Spirits found

It might not be Howard Carter discovering King Tutankhamun’s tomb – but SMWS ambassador Gregor Haslinger is on a whisky-inspired treasure hunt all of his own


We can never quite predict where our whisky journey will take us, or what we’ve actually embarked on when that first significant dram passes our lips. It could be the beginning of a quest to explore a range of flavour profiles or regions, or a crusade to share your discovery with others. It might well involve a trip to a working distillery To see the whisky-making magic happen for yourself. But for Gregor Haslinger, It has become a mission to track down and record all of Scotland’s lost legal distilleries – and with around a thousand to document, that’s quite an undertaking.

Gregor, a lifelong whisky lover who is now the SMWS ambassador in the German city of Frankfurt, has already tracked down and archived more than 600 of our lost distilleries.

His hunt began with an easy one – the lost distillery of Brora in the north-east of Scotland. “It started by accident, because initially I was trying to visit all the active distilleries in Scotland,” says Gregor. “But I always seemed to find myself in places that also had lost distilleries. For example, if you go to visit Clynelish, of course you will see Brora and gain a little insight into that lost distillery as well. That’s how it started, and I thought it would make an interesting field to get deeper into.

“One aspect is that I’ve always been fascinated by old buildings, ruins and things like that, and it’s almost a romantic feeling for me to see how things were used, and maybe they’ve fallen apart and maybe nature has taken over what’s left.

“It started by accident, because initially I was trying to visit all the active distilleries in Scotland”

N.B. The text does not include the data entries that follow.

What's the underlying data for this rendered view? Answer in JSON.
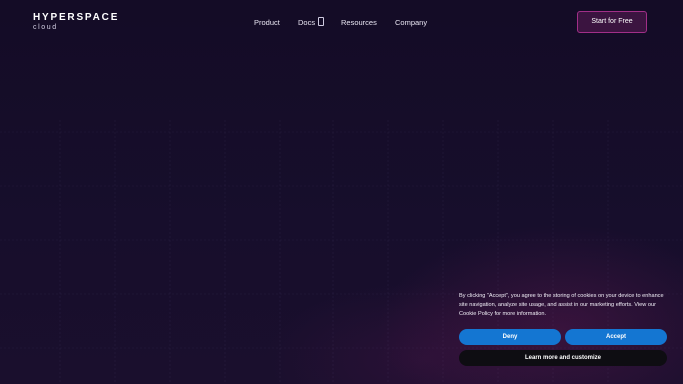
{
  "brand": {
    "name": "HYPERSPACE",
    "sub": "cloud"
  },
  "nav": {
    "items": [
      {
        "label": "Product"
      },
      {
        "label": "Docs"
      },
      {
        "label": "Resources"
      },
      {
        "label": "Company"
      }
    ],
    "cta_label": "Start for Free"
  },
  "cookie": {
    "text": "By clicking “Accept”, you agree to the storing of cookies on your device to enhance site navigation, analyze site usage, and assist in our marketing efforts. View our Cookie Policy for more information.",
    "deny_label": "Deny",
    "accept_label": "Accept",
    "more_label": "Learn more and customize"
  },
  "colors": {
    "background": "#150d29",
    "cta_border": "#a12f88",
    "button_blue": "#1476d2",
    "button_dark": "#0e0d12"
  }
}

Gregor (pictured) inside the Kennetpans distillery

“Another is, of course, the historical aspect. We're talking about a part of Scotland’s history, and I was always amazed that there’s not such a great interest in this part of it. Everybody can tell you some facts like the Whisky Act from 1823 or stuff like that, but what was before that time? How did whisky come to Scotland? And how did distilleries develop from very farm-like businesses to industrial complexes? These aspects are all very interesting to me.”

Gregor has found a couple of kindred spirits in his quest to track down the lost distilleries of Scotland, with the writer who goes by the pen name Margartemarie from the Whisky und Frauen blog and Jens Fahr, who runs the whisky pub Die Altstadtkneipe in Delitzsch, near Leipzig. “We didn’t know each other, but somehow figured out we were all interested in this kind of archaeological research,” says Gregor.

The trio rely on a combination of old school research with cutting edge technology to further their explorations. Along with existing textbooks such as The Making of Scotch Whisky: A History of the Scotch Whisky Distilling Industry by Michael Moss and John Hume or Scotch Missed: The Lost Distilleries of Scotland by Brian Townsend, Gregor also spends time studying historical maps online, as well as being able to use modern tools such as Google Earth and Street View.

“Both of these are very helpful, because you can sit there in front of your computer and see what something looks like,” says Gregor. “Sometimes you find something and think: ‘Oh yeah, this is a good structure – it looks like it could have been a warehouse and maybe that part was a kiln’. But it’s also frustrating because sometimes you then look on Street View and discover that the bulldozers have torn everything down. So many of these distilleries are gone forever, with nothing left – or have a parking lot or a new building standing on top of where the distillery used to be.

“I can’t understand why nobody cares about these precious places. For example, I was at a distillery called Clyth [near Wick], where I saw an old kiln for the first time. In former times it was a standard thing to malt the grain, and to kiln it as well at the same place as the farm. The old kiln at Clyth is the only one I know that is pretty much intact, but it will fall apart in a few years, I’m sure.

It’s kind of a race against time to see and document these places before they’re gone forever.” Gregor’s research has also revealed to him how whisky wasn’t only produced in individual distilleries, but how communities had come together to provide all the essential components to produce whisky.

“A visit to the Cabrach area on Speyside – where the new Cabrach distillery is being planned – was a highlight,” he says. “I was able to see how a distillery was not necessarily one farm or one building, but was a combination of farms and operations working together to distil whisky.

“There was the mill, of course, then there was a farm that specialised in malting, then there was another farm where they did the distilling. Whenever a farmer had a little barley left over, he would have gone to the mill, then maybe he made his wash and then he went on to distil his fermented beer to make whisky.

“Glenesslin [near Dumfries] is another example – if you go there, you can see that there was a distillery, but also some warehouses, maltings, and half a mile away there must have been a kiln or the mill.

“It’s spread out over the area, so these distilleries were more like community operations.”

The treasure hunts have also sometimes come up with surprising finds in the form of historical documents – in one case, willingly handed over during a chance encounter at a former excise man’s house.

“Jens was visiting the Grange distillery in Fife and taking photographs and after a while the people who lived in the former taxman’s house came out and asked him what his interest was,” says Gregor.

“When he told them about exploring these ‘ghost’ distilleries, they went back inside and came out with all of these old books of information, textbooks and maps of the distillery.

“They gave all of this to him as a gift, because they thought it would be better preserved in his hands. So he really got his treasure!”

For Gregor and his fellow distillery hunters, it’s a passion project and although they estimate that they’re already more than halfway through the possible list of distilleries, there could be up to 400 still to track down and document.

He’s still in a ‘collecting and gathering’ phase, but has plans for an online database to publicise the extensive data and photographs gathered so far, or potentially a book with at least an overview of the information.

In the meantime, the satisfaction comes from the unexpected discovery when he is off the beaten track.

“I was in Dumfriesshire looking for a lost distillery called Glencarrick, when I found a hidden structure what was clearly part of the old distillery,” says Gregor. “I even found a metal plate, which made me feel a little like Indiana Jones in amongst these ruins. It looked like the kind of place that no one has paid any attention to for a long time.”